Migration : les arrivées de Sénégalais aux Canaries chutent de moitié

A breathtaking aerial view of the rugged coastline and clear blue waters of Lanzarote, Spain.Photo : Claudio Fornaciari / Pexels

Les chiffres de la migration irrégulière entre le Sénégal et l’archipel espagnol des Canaries marquent une inflexion notable. Selon les données présentées lors d’un atelier organisé les 9 et 10 décembre à Dakar par le Programme opérationnel conjoint II (POC II) « Aar bakkan – Samm yeleff », les arrivées de ressortissants sénégalais sur l’archipel sont passées de 9 554 à 4 918 en l’espace d’un an, soit une diminution de près de moitié. Ce reflux intervient alors que la route atlantique demeure l’une des plus meurtrières au monde et figure au premier rang des préoccupations sécuritaires partagées entre Dakar et Madrid.

Une route atlantique sous haute surveillance

Le couloir maritime reliant les côtes sénégalaises et mauritaniennes à l’archipel canarien s’était imposé, depuis 2020, comme l’axe principal de la migration irrégulière vers l’Europe. La saturation des trajectoires méditerranéennes, conjuguée à la dégradation des conditions économiques dans plusieurs zones du littoral ouest-africain, avait alimenté un afflux record. Le repli observé sur la dernière période traduit donc autant l’effet des dispositifs de surveillance renforcés que la mobilisation d’acteurs nationaux et internationaux engagés dans la prévention des départs.

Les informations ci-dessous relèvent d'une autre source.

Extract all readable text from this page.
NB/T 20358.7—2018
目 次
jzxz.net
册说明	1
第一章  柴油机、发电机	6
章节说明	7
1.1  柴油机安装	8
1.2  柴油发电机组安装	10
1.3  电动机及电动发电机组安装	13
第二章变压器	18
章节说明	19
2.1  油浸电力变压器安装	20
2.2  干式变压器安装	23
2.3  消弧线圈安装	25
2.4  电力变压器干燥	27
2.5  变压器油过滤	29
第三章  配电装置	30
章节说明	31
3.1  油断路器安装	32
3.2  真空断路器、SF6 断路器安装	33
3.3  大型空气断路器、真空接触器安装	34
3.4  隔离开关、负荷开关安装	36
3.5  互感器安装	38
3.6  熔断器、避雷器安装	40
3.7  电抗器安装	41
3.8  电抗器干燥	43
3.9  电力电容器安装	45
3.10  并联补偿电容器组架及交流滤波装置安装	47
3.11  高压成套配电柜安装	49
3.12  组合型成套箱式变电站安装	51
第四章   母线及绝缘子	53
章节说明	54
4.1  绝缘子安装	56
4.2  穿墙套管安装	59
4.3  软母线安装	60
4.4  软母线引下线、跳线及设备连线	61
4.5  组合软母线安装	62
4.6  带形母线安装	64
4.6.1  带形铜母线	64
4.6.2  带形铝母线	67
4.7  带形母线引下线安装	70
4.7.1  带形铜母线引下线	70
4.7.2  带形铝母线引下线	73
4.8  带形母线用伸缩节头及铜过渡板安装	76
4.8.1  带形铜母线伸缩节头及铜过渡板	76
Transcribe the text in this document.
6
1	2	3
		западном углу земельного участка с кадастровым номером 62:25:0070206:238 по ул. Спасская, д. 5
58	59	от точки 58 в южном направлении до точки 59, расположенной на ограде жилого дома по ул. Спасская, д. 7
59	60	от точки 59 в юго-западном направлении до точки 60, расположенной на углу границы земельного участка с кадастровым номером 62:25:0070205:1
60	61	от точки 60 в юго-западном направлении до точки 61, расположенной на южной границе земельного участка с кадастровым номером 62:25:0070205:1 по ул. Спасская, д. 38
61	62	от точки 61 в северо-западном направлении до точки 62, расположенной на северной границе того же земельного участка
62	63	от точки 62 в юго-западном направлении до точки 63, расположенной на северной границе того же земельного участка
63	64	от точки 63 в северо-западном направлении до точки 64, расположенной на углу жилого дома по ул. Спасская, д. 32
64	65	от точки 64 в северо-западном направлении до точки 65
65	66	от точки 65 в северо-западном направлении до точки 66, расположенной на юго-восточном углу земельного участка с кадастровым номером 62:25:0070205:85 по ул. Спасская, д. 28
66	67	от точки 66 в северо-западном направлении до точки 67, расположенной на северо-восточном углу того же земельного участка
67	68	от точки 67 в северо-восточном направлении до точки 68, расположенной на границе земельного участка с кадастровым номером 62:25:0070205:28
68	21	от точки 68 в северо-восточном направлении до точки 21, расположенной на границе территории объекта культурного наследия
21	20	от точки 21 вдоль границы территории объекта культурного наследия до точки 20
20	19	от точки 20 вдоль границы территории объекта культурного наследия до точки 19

Le POC II « Aar bakkan – Samm yeleff », dont l’intitulé en wolof renvoie à la protection de la vie humaine, constitue l’un des piliers de cette réponse coordonnée. Le programme associe les autorités sénégalaises et des partenaires européens autour d’actions de sensibilisation, de surveillance côtière et d’appui aux communautés de pêcheurs, dont les pirogues servent fréquemment d’embarcations pour la traversée. Les chiffres dévoilés à Dakar suggèrent que la combinaison d’opérations maritimes et d’initiatives socio-économiques produit des résultats tangibles, sans pour autant tarir le phénomène.

Un recul des arrivées qui n’efface pas le risque

La baisse de 9 554 à 4 918 arrivées de Sénégalais aux Canaries doit être lue avec prudence. Si la pression migratoire semble s’atténuer, le bilan humain de la route atlantique reste lourd. Les organisations spécialisées dans la défense des migrants documentent régulièrement des naufrages au large des côtes mauritaniennes et sénégalaises, parfois sans survivants. Le repli statistique ne signifie pas la disparition des candidats au départ, mais plutôt un déplacement possible des points d’embarquement, une recomposition des filières et une adaptation des passeurs aux dispositifs de contrôle.

Les autorités sénégalaises insistent depuis plusieurs mois sur la nécessité d’agir en amont, en s’attaquant aux ressorts structurels du départ. Le chômage des jeunes, la baisse des revenus dans la pêche artisanale et l’attractivité persistante du modèle migratoire européen continuent d’alimenter le phénomène. À cet égard, le POC II articule prévention sécuritaire et appui à la résilience économique des communautés littorales, considérées comme les principales pourvoyeuses de candidats à la traversée.

Dakar et Madrid à l’épreuve d’une coopération durable

La relation bilatérale entre le Sénégal et l’Espagne s’est consolidée autour de la gestion migratoire, avec un volet opérationnel assuré par la Garde civile espagnole et la Marine nationale sénégalaise. Les patrouilles conjointes, déployées depuis Dakar, contribuent à intercepter les embarcations avant leur engagement en haute mer. Cette coopération a connu un coup d’accélérateur après le pic d’arrivées enregistré en 2023 et 2024, alors que les autorités canariennes alertaient sur la saturation de leurs centres d’accueil.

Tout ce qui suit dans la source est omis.